Given the delay in its development, Patria went from being the Mexican alternative to tackle the pandemic to a universal booster option against the virus. Last March, Undersecretary Hugo López-Gatell invited Mexicans to participate in clinical trials for the development of the biological: “For a whole year he will be under medical observation, receiving a series of evaluations that are of additional importance to immunity.” , said. The undersecretary pointed out that in the second half of 2022 it will be possible to use the biological in a generalized way.

According to the current protocol for participation in clinical trials of the biological, participants will have a blood test taken, if the level of antibodies is high they will not be able to participate in the trial. This phase requires 400 volunteers. Candidates for the phase 2 study must live in Mexico City, be over 18 years of age, have received a complete vaccination schedule four months previously; not have presented respiratory diseases during the last 21 days; if they are women, not pregnant, and not participating in another study protocol.

While the development of Patria progresses slowly, the importation of vaccines maintained a rhythm with the purchase of biologicals from Russia, the United States and China, in addition to Foreign Minister Marcelo Ebrard’s trips to destinations such as India to look for upcoming acquisitions of doses. Recently, President López Obrador announced that children under 11 years of age will be immunized with the Cuban vaccine Abdala although this dose has not yet received authorization for pediatric use by Cofepris.

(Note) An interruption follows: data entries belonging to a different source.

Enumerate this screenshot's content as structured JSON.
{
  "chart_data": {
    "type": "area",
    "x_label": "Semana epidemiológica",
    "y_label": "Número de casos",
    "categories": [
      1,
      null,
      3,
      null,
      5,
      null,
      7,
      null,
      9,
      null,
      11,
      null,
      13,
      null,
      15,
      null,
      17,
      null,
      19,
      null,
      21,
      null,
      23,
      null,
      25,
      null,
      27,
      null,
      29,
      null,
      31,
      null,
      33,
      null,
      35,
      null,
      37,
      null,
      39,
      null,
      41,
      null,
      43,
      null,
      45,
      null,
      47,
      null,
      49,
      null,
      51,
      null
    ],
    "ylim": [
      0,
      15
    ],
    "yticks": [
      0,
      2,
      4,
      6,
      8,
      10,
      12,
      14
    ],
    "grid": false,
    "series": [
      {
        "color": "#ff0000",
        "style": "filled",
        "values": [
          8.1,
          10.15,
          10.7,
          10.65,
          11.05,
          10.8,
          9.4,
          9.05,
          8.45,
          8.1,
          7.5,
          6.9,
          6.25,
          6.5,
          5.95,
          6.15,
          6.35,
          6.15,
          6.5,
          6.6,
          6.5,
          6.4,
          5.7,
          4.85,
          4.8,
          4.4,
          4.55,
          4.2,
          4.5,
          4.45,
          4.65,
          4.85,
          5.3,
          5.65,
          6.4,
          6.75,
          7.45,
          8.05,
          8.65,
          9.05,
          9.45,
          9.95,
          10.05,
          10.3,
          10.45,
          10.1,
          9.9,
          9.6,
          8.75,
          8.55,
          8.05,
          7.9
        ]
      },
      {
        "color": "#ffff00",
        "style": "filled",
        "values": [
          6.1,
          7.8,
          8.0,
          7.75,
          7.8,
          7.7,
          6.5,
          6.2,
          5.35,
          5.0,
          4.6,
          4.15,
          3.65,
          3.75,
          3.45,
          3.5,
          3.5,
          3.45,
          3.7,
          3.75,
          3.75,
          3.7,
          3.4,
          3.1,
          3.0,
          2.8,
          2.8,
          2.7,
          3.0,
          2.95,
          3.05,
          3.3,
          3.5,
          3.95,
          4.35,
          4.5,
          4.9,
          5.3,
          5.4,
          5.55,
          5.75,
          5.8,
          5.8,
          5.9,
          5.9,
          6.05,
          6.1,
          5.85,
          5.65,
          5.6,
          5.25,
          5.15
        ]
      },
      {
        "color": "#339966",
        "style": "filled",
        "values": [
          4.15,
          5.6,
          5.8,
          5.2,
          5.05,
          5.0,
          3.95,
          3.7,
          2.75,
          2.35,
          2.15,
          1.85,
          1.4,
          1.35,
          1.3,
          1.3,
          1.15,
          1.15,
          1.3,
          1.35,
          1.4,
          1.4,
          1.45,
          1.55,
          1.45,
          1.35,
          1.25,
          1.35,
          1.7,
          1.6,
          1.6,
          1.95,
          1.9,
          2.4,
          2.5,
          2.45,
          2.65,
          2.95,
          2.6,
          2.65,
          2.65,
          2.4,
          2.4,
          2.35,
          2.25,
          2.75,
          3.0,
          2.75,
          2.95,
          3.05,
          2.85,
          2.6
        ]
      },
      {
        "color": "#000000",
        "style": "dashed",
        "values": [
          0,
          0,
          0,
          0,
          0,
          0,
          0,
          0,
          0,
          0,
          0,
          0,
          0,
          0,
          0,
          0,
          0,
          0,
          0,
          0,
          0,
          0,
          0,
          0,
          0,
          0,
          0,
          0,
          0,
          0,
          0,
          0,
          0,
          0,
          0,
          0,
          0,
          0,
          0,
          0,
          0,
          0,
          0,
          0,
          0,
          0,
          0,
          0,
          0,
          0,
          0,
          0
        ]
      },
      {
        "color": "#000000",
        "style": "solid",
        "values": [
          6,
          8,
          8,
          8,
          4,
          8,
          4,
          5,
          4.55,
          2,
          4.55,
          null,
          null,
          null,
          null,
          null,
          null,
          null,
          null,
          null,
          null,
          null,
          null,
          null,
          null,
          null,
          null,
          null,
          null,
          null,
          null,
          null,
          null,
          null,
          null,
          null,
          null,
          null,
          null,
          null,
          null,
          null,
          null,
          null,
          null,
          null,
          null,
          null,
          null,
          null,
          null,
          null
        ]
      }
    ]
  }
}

Mauricio Rodríguez, spokesman for the University Commission for the Attention of the Coronavirus Emergency of the UNAM, explains that Patria is advancing in phase 2, but warns that there is not much public information on its development. “Right now you can only evaluate it as a booster vaccine, because practically the entire population is vaccinated. Surely by the end of the year they will have enough data to move on to the next regulatory stage and in 2023 the vaccine will be ready,” he says.

The specialist acknowledges that unlike countries like Cuba or Brazil, Mexico opted a couple of decades ago to import biologicals, because at that time it was more profitable in economic terms. At the end of the eighties, the country still exported its vaccines to 15 countries, but the same authorities recognize that as of 1999 Mexico ceased to be self-sufficient in this matter. “We arrived late as a country, because in the last 30 years they did not invest enough, they made us dependent on foreign biotechnology, so there was no way to arrive early. The problem occurred 20 years ago, when they stopped producing vaccines in Mexico and removed incentives for vaccines. They did not adequately develop the biotechnology agenda in the country”, affirms the UNAM expert.

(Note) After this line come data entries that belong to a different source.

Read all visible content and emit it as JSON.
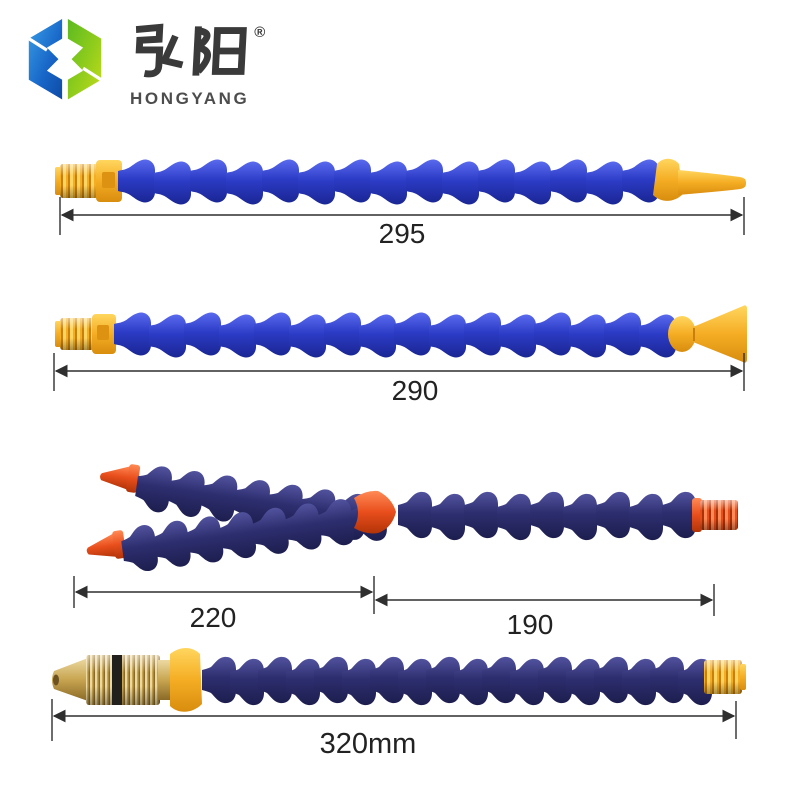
{
  "logo": {
    "brand_cn": "弘阳",
    "brand_en": "HONGYANG",
    "registered_mark": "®"
  },
  "hoses": [
    {
      "name": "flexible-hose-round-nozzle",
      "dimension": "295"
    },
    {
      "name": "flexible-hose-flat-fan-nozzle",
      "dimension": "290"
    },
    {
      "name": "y-type-double-flexible-hose",
      "dimension_left": "220",
      "dimension_right": "190"
    },
    {
      "name": "flexible-hose-brass-nozzle",
      "dimension": "320mm"
    }
  ],
  "colors": {
    "bright_blue": "#2c3cc6",
    "navy_blue": "#2d2e6f",
    "connector_yellow": "#f5ad24",
    "orange_red": "#e84e1c",
    "brass": "#c8a551",
    "logo_blue": "#1866c8",
    "logo_green": "#6cbf1e",
    "brand_text": "#4d4d4d",
    "dimension_line": "#2f2f2f",
    "text": "#222222"
  }
}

In tune with the narrative of national sovereignty that has marked his Government, President López Obrador advocates that with the development of the Patria vaccine a firm step is being taken towards the recovery of the national biologicals industry, however, the speed at which the pandemic and its variants advanced closed the deck of options to the search abroad, biologicals with which it has been immunized 86.3 million people in the country.